Underactuated systems

Underactuated systems are mechanical systems for which one or several degrees of freedom are not actuated, alike most standard aerial and marine vehicles, and also a few ground vehicles (hovercraft, for example). By contrast with fully actuated nonholomic systems their equations of motion cannot be reduced to (driftless) kinematic equations. They also involve dynamic equations that express how displacements along directions associated with non-actuated degrees of freedom are coupled with displacements that are directly controlled with the available control input forces and/or torques. Alike nonholonomic systems, eventhough the original nonlinear system may be (locally) controllable everywhere, the linearization of these equations at certain equilibria, or along certain solution trajectories, may not be controllable, and Brockett’s obstruction concerning the non-existence of pure-state asymptotic stabilizers may also apply.
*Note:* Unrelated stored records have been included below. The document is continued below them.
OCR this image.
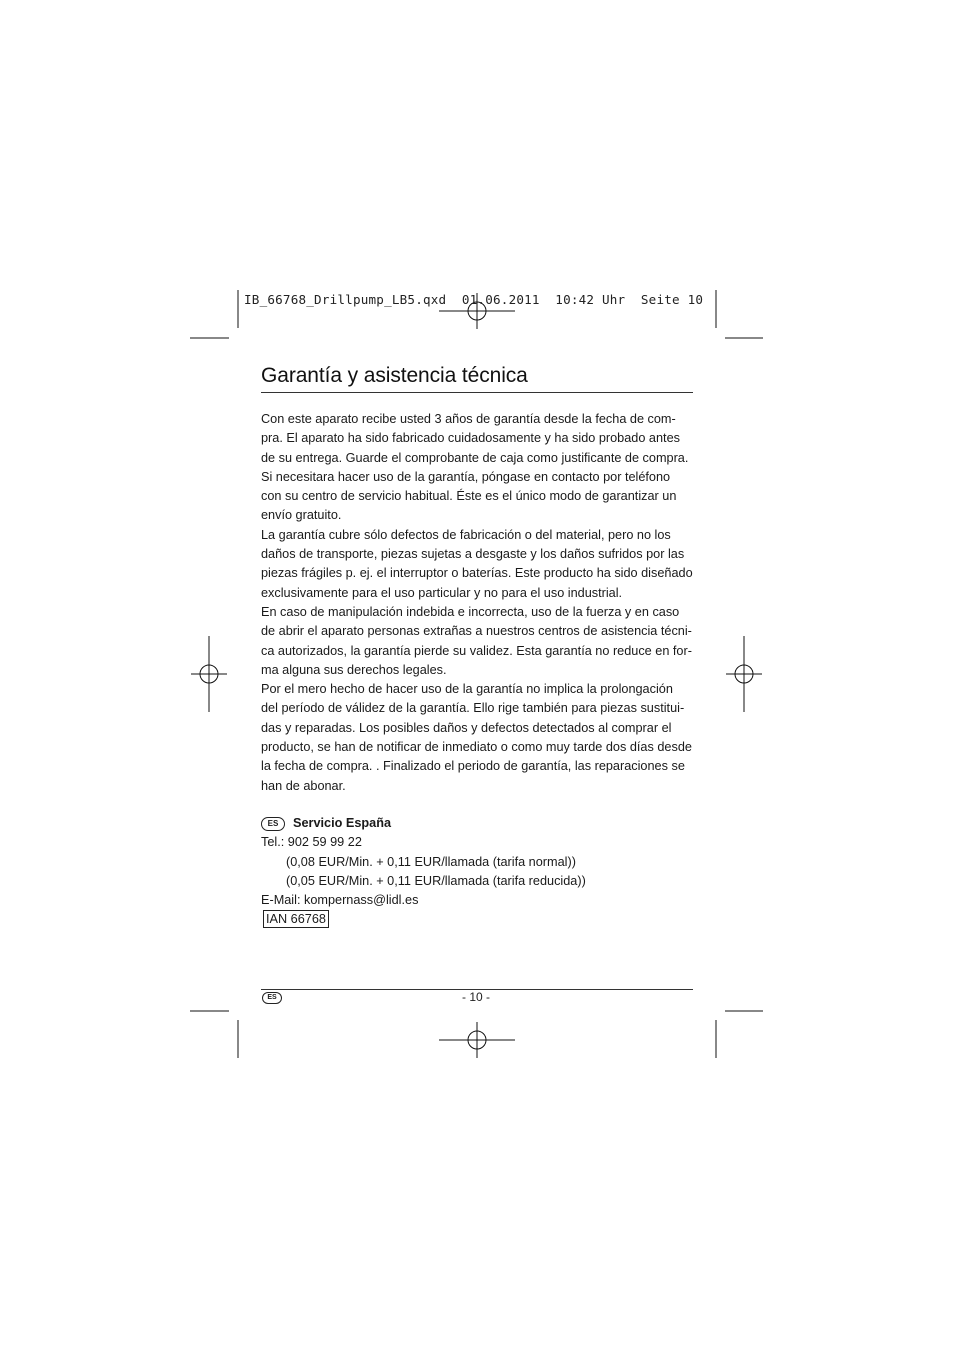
IB_66768_Drillpump_LB5.qxd  01.06.2011  10:42 Uhr  Seite 10
Garantía y asistencia técnica
Con este aparato recibe usted 3 años de garantía desde la fecha de com-
pra. El aparato ha sido fabricado cuidadosamente y ha sido probado antes
de su entrega. Guarde el comprobante de caja como justificante de compra.
Si necesitara hacer uso de la garantía, póngase en contacto por teléfono
con su centro de servicio habitual. Éste es el único modo de garantizar un
envío gratuito.
La garantía cubre sólo defectos de fabricación o del material, pero no los
daños de transporte, piezas sujetas a desgaste y los daños sufridos por las
piezas frágiles p. ej. el interruptor o baterías. Este producto ha sido diseñado
exclusivamente para el uso particular y no para el uso industrial.
En caso de manipulación indebida e incorrecta, uso de la fuerza y en caso
de abrir el aparato personas extrañas a nuestros centros de asistencia técni-
ca autorizados, la garantía pierde su validez. Esta garantía no reduce en for-
ma alguna sus derechos legales.
Por el mero hecho de hacer uso de la garantía no implica la prolongación
del período de válidez de la garantía. Ello rige también para piezas sustitui-
das y reparadas. Los posibles daños y defectos detectados al comprar el
producto, se han de notificar de inmediato o como muy tarde dos días desde
la fecha de compra. . Finalizado el periodo de garantía, las reparaciones se
han de abonar.
ES	Servicio España
Tel.: 902 59 99 22
(0,08 EUR/Min. + 0,11 EUR/llamada (tarifa normal))
(0,05 EUR/Min. + 0,11 EUR/llamada (tarifa reducida))
E-Mail: kompernass@lidl.es
IAN 66768
ES	- 10 -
For instance, in the case of conventional motor boats –in the absence of sea currents and wind– the problem occurs when it comes to asymptotically stabilize a desired fixed position/orientation, i.e. a configuration for which the sum of all external (environmental) forces acting on the system vanishes. The problem is less critical for aerial vehicles due to the action of the gravitational force which prevents the sum of external forces to vanish along most trajectories.

With respect to the case of kinematic nonholonomic systems, the application of the transverse function approach to the design of practical stabilizers for underactuated systems is less direct and involves a complementary backstepping stage.